Moreover, you do not control the employees, the employment criteria or physical access. In short, you are handing off your data to strangers and hoping that the little piece of paper that constitutes your agreement with them is sufficient to keep you data from damage, loss or worse. Nobody in his or her right mind would do that. Right? Wrong. Cloud computing is the fastest growing segment of computing and it is up to users to beware of the pitfalls.

That fact - and it is fact, not supposition - has generated an emerging product type that lets cloud users take back control. It also could not be done any other way than from the cloud itself. Because the cloud is a virtualized environment it is, by its nature, multi-tenancy. That makes cloud computing a sort of free-for-all that requires user organizations to find some way to achieve the same benefits as they would have with their own data centers.

The three services we look in the following pages are doing exactly that and more. For example, the availability of data centers around the world that are in synchronization makes every remote access behave as if it was local. Performance soars and security is solid.

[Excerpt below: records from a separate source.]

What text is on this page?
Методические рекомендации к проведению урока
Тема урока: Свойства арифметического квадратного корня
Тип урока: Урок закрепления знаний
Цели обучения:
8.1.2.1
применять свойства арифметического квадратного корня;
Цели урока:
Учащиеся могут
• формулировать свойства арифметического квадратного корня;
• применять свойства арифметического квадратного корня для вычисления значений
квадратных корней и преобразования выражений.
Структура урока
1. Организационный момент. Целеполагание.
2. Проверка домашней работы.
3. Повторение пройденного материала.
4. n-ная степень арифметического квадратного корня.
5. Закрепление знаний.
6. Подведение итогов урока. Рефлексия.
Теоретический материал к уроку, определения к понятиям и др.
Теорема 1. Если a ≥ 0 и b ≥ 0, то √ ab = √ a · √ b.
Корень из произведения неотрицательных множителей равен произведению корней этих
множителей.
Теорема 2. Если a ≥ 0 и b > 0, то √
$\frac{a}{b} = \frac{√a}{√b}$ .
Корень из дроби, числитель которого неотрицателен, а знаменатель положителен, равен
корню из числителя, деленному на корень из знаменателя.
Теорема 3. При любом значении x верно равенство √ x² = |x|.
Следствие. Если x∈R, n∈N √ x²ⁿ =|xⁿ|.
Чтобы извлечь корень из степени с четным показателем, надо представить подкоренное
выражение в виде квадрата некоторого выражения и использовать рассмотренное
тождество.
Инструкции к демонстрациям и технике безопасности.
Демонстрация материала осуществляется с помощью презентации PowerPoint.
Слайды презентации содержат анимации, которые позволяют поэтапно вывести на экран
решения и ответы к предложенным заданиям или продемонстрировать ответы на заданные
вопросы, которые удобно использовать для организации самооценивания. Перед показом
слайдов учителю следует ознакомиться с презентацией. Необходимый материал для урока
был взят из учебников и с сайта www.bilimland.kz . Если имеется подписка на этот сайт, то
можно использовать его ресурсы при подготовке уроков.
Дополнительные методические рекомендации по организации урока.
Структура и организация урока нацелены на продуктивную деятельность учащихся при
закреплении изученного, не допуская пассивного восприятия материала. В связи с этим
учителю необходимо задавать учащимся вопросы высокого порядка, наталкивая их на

Having such things as malware control in the cloud has two big advantages. First, the aggregation of data from thousands of users allows on-the-fly currency of malware signatures. Second, forcing users to access dangerous places through a protective barrier that is always on and always available reduces damage to organizational data assets to nearly nothing.

And that protection of users in a multi-tenant environment? By protecting the data and the access to the internet on a per-user basis virtual isolation takes over and the results are that performance and security exceed the old data center model. 

So, about that new bottle stuff...the bottles are fantastic and the wine is delicious.